Then again, this is not uncommon.
And here's the subject:
As Tehran has wreaked havoc on regional order and peace over the last three decades, the world has indulged it. To be sure, Saddam Hussein launched a brutal war in 1980 against his nemesis, Ayatollah Ruhollah Khomeini. That cruel conflict, which sought to quarantine the revolution, ended in a terrible stalemate; and it never posed an existential threat to the clerical state that Khomeini had built. Quite to the contrary, that war enabled the new rulers to consolidate their hold.
Over the course of its three decades in power, this revolutionary regime has made its way in the world with relative ease. No "White Army" gathered to restore the lost dominion of the Pahlavis; the privileged classes and the beneficiaries of the old order made their way to Los Angeles and Paris, and infidel armies never showed up. Even in the face of great violation – the holding of American hostages for more than 400 days – the indulgence of outside powers held.

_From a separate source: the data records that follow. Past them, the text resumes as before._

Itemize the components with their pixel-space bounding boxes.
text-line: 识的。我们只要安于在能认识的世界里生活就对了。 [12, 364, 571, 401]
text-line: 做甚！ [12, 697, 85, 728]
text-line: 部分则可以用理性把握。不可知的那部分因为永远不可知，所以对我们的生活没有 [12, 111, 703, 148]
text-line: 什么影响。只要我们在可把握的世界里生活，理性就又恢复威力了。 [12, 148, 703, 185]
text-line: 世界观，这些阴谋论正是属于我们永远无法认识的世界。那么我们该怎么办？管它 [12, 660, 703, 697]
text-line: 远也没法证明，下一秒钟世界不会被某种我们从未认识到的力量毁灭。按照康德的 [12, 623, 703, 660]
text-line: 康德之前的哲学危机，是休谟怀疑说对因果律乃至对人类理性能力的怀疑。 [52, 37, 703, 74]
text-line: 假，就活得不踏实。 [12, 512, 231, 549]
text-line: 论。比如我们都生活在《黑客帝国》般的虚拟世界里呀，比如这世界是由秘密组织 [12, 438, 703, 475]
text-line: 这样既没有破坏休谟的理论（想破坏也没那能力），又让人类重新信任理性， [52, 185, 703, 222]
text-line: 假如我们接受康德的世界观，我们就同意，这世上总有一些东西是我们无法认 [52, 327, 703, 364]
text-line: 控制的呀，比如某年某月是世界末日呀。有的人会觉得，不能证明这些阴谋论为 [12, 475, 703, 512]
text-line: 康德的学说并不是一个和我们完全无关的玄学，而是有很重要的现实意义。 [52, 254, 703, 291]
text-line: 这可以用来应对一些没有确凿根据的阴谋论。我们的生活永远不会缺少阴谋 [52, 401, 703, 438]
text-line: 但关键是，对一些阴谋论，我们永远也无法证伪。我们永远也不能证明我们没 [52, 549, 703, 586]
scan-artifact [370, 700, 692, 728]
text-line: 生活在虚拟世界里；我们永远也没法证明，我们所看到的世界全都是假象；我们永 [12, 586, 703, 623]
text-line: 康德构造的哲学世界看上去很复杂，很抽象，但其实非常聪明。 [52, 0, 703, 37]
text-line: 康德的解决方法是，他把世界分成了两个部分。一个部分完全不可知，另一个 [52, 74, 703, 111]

Compare the path of the Iranian revolutionaries with the obstacles faced by earlier revolutions, and their luck is easy to see. Three years into their tumult, the tribunes of the French Revolution of 1789 were at war with the powers of Europe. The wars of the French Revolution would last for well over two decades. The Bolsheviks, too, had to fight their way into the world of states. The civil war between the White and Red Armies pulled the Allies into the struggle. A war raged in Russia and in Siberia. It was only in 1921 that Britain granted the Soviet regime de facto recognition.